The best way to evaluate the effect of a policy or program is to conduct a randomized control trial, as is done in evaluating medical procedures or new drugs. That’s the scientific method all of us learned in third grade. But, in the real world, these types of experiments are uncommon.

Fortunately, we had the basics of an experiment in the Regional Cities Initiative. We had three winning regions, which comprised our treatment group—think of the extra dollars as the ‘medicine.’ And there were two control groups available—all Indiana counties and those regions that applied but didn’t receive funding in the Regional Cities Initiative.

Of course, winning the funding was not a random event. It is possible that the winning counties were already doing better, so my colleague and I needed to compare growth before 2015 to see if these winning counties were outperforming other places. Across a battery of statistical tests, we determined that they were not.
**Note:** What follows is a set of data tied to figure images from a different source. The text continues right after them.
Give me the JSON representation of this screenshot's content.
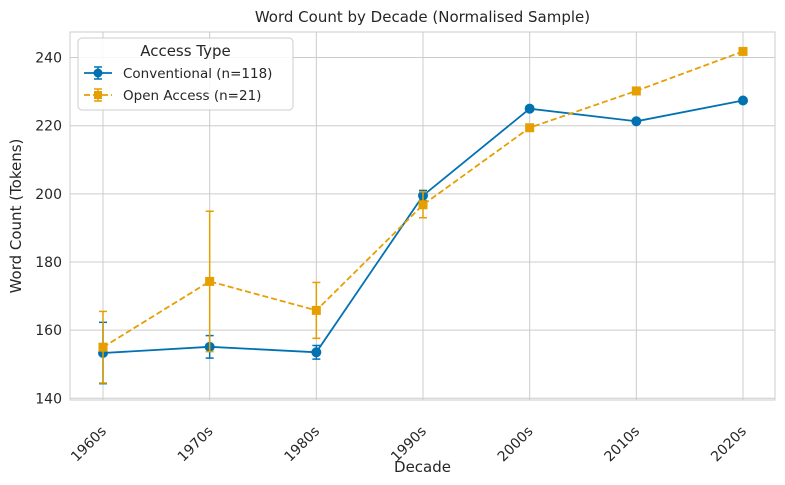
{
  "chart_data": {
    "type": "line",
    "title": "Word Count by Decade (Normalised Sample)",
    "xlabel": "Decade",
    "ylabel": "Word Count (Tokens)",
    "categories": [
      "1960s",
      "1970s",
      "1980s",
      "1990s",
      "2000s",
      "2010s",
      "2020s"
    ],
    "ylim": [
      139.5,
      247.5
    ],
    "yticks": [
      140,
      160,
      180,
      200,
      220,
      240
    ],
    "grid": true,
    "legend": {
      "title": "Access Type",
      "placement": "top-left"
    },
    "series": [
      {
        "name": "Conventional (n=118)",
        "color": "#0072b2",
        "marker": "circle",
        "linestyle": "solid",
        "values": [
          153.3,
          155.1,
          153.5,
          199.5,
          225.0,
          221.3,
          227.4
        ],
        "error": [
          9.0,
          3.3,
          2.0,
          1.5,
          0.5,
          0.5,
          0.5
        ]
      },
      {
        "name": "Open Access (n=21)",
        "color": "#e69f00",
        "marker": "square",
        "linestyle": "dashed",
        "values": [
          155.0,
          174.3,
          165.8,
          196.8,
          219.4,
          230.2,
          241.8
        ],
        "error": [
          10.5,
          20.6,
          8.2,
          3.8,
          0.5,
          0.5,
          0.5
        ]
      }
    ]
  }
}
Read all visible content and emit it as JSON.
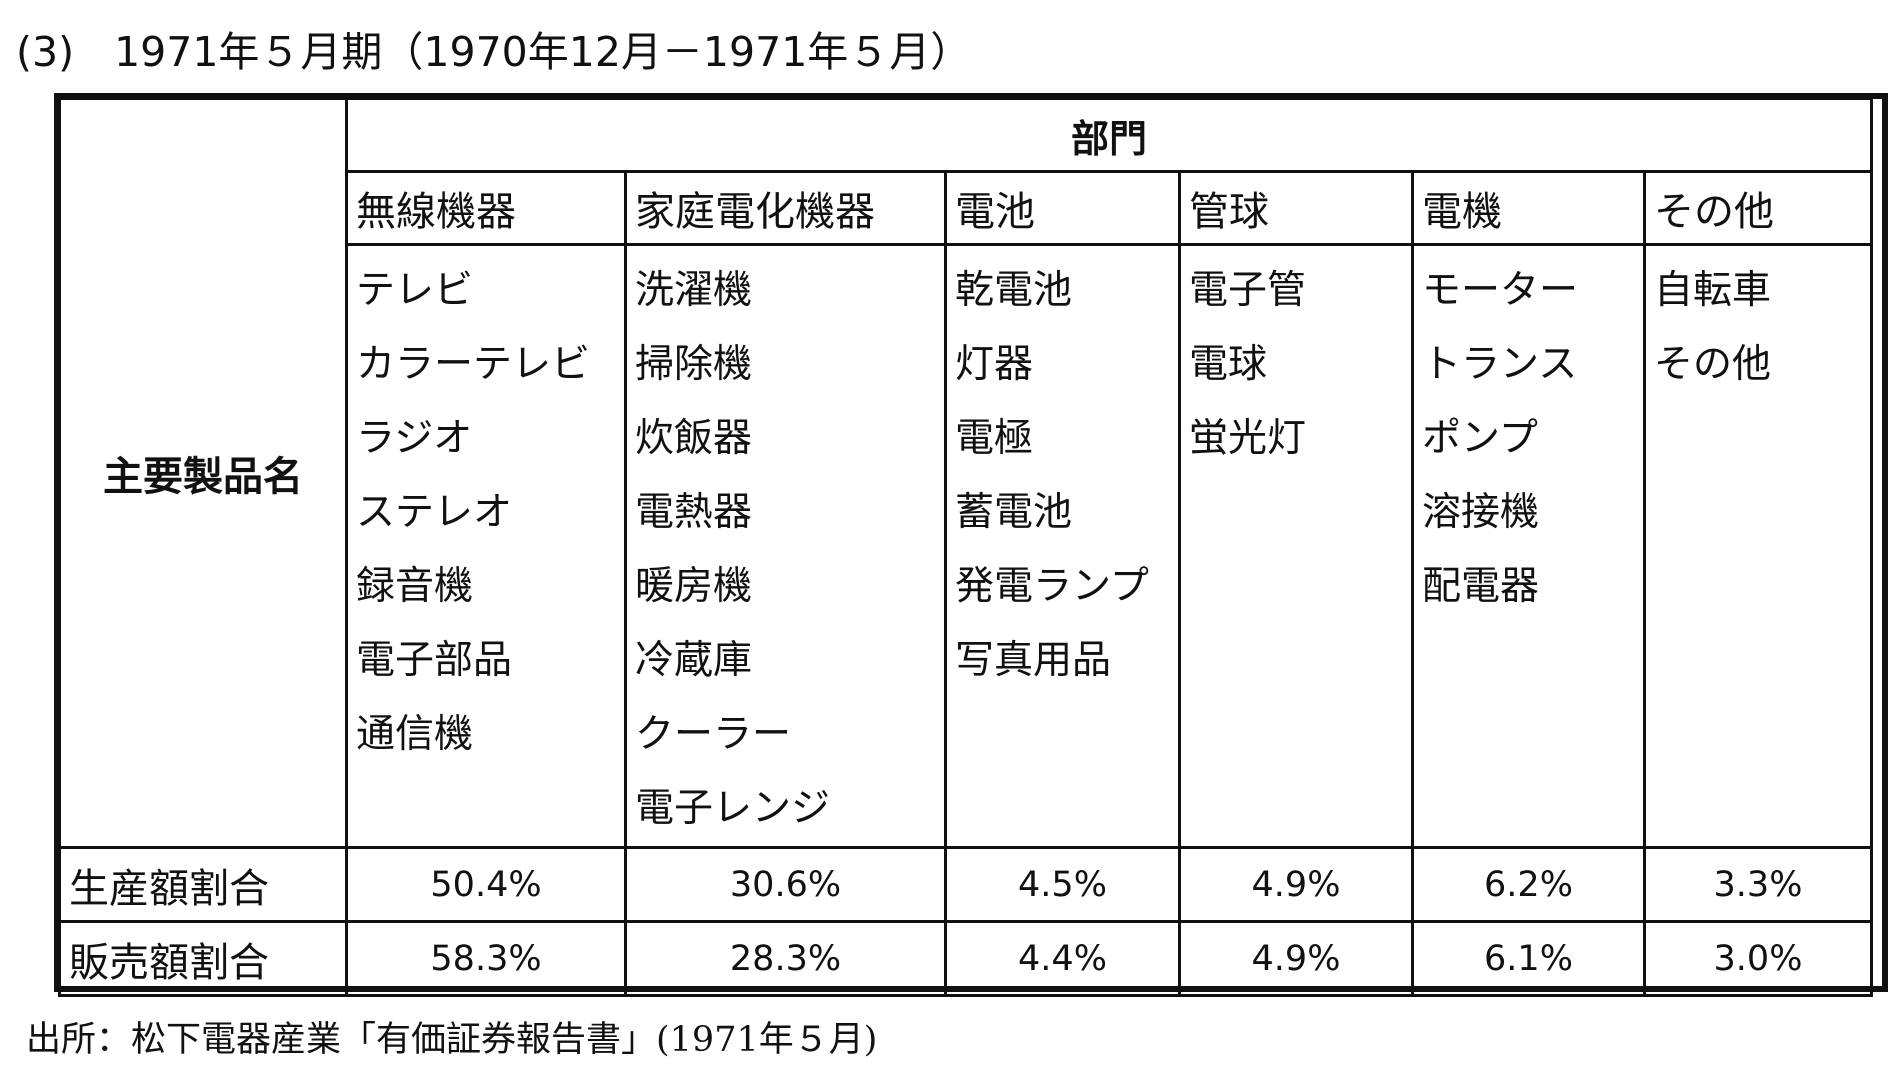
{
  "heading": {
    "number": "(3)",
    "text": "1971年５月期（1970年12月－1971年５月）"
  },
  "table": {
    "department_header": "部門",
    "row_label_main": "主要製品名",
    "departments": [
      {
        "name": "無線機器",
        "products": [
          "テレビ",
          "カラーテレビ",
          "ラジオ",
          "ステレオ",
          "録音機",
          "電子部品",
          "通信機"
        ]
      },
      {
        "name": "家庭電化機器",
        "products": [
          "洗濯機",
          "掃除機",
          "炊飯器",
          "電熱器",
          "暖房機",
          "冷蔵庫",
          "クーラー",
          "電子レンジ"
        ]
      },
      {
        "name": "電池",
        "products": [
          "乾電池",
          "灯器",
          "電極",
          "蓄電池",
          "発電ランプ",
          "写真用品"
        ]
      },
      {
        "name": "管球",
        "products": [
          "電子管",
          "電球",
          "蛍光灯"
        ]
      },
      {
        "name": "電機",
        "products": [
          "モーター",
          "トランス",
          "ポンプ",
          "溶接機",
          "配電器"
        ]
      },
      {
        "name": "その他",
        "products": [
          "自転車",
          "その他"
        ]
      }
    ],
    "production_share": {
      "label": "生産額割合",
      "values": [
        "50.4%",
        "30.6%",
        "4.5%",
        "4.9%",
        "6.2%",
        "3.3%"
      ]
    },
    "sales_share": {
      "label": "販売額割合",
      "values": [
        "58.3%",
        "28.3%",
        "4.4%",
        "4.9%",
        "6.1%",
        "3.0%"
      ]
    }
  },
  "source": "出所：松下電器産業「有価証券報告書」(1971年５月)"
}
The next step was to compare the economic changes over time between the counties that received the Regional Cities Initiative money and those that did not. We tested the effects on total employment and on employment in construction, arts/entertainment/recreation, and accommodations/food services. We also compared wages in each of these industries as well as total population, gross domestic product and county home prices.
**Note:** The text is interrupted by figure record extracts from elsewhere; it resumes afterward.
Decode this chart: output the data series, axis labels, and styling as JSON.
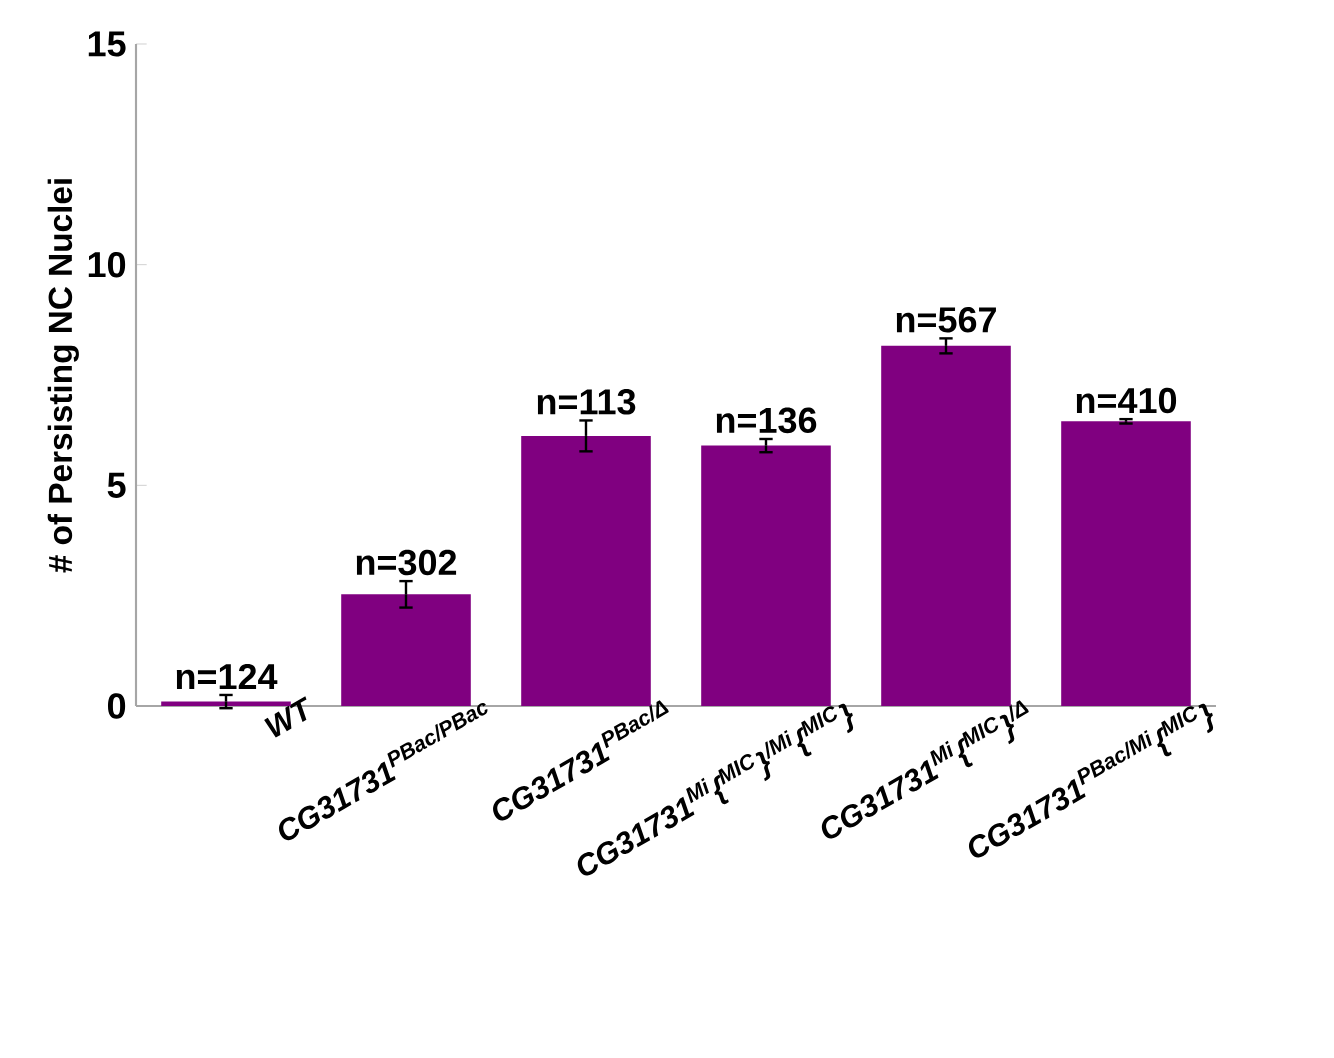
{
  "chart_data": {
    "type": "bar",
    "ylabel": "# of Persisting NC Nuclei",
    "categories": [
      "WT",
      "CG31731$^{PBac/PBac}$",
      "CG31731$^{PBac/Δ}$",
      "CG31731$^{Mi}${$^{MIC}$}$^{/Mi}${$^{MIC}$}",
      "CG31731$^{Mi}${$^{MIC}$}$^{/Δ}$",
      "CG31731$^{PBac/Mi}${$^{MIC}$}"
    ],
    "values": [
      0.1,
      2.53,
      6.12,
      5.9,
      8.16,
      6.45
    ],
    "errors": [
      0.15,
      0.3,
      0.35,
      0.15,
      0.17,
      0.05
    ],
    "annotations": [
      "n=124",
      "n=302",
      "n=113",
      "n=136",
      "n=567",
      "n=410"
    ],
    "color": "#800080",
    "ylim": [
      0,
      15
    ],
    "yticks": [
      0,
      5,
      10,
      15
    ],
    "grid": false
  }
}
Across the board, we found positive effects on both overall employment and construction employment. These results remained large and statistically significant even as we changed control groups from applicant counties, all counties, and all counties except the Indianapolis Metropolitan Statistical Area. We found no statistically significant effect on wages in any of these industries. We found large growth in GDP in every sample we used.

The Regional Cities counties also grew faster as a result of the investments, but only when we excluded the Indianapolis region. I interpret that to mean the program is not yet able to boost these counties to equal the success of the Indianapolis region.

So, why is this study useful?

First, because this study finds such big effects of spending, it offers very strong evidence that Indiana has under-invested in quality-of-life infrastructure. If we had been investing heavily, a few million extra dollars per county would’ve had no discernible effect.

Second, this effect is far more pronounced than anything that is being done with traditional economic development spending. That is important because we spend more than $1 billion each year on luring businesses to Indiana.

Third, these findings offer strong insight into the likely effect of the READI grants that impact every county in the state. The only disappointment is that there’s no control group for the READI grants, so a causal analysis of the impacts of these programs won’t be possible.

Finally, this new study allows taxpayers to compare future economic development spending proposals against what we know to be true about the Regional Cities Initiative. For example, we now know that the Regional Cities Initiative has already boosted Indiana’s economy more than the LEAP district is expected to – at a fraction of the cost.

Michael J. Hicks, PhD, is the director of the Center for Business and Economic Research and the George and Frances Ball distinguished professor of economics in the Miller College of Business at Ball State University.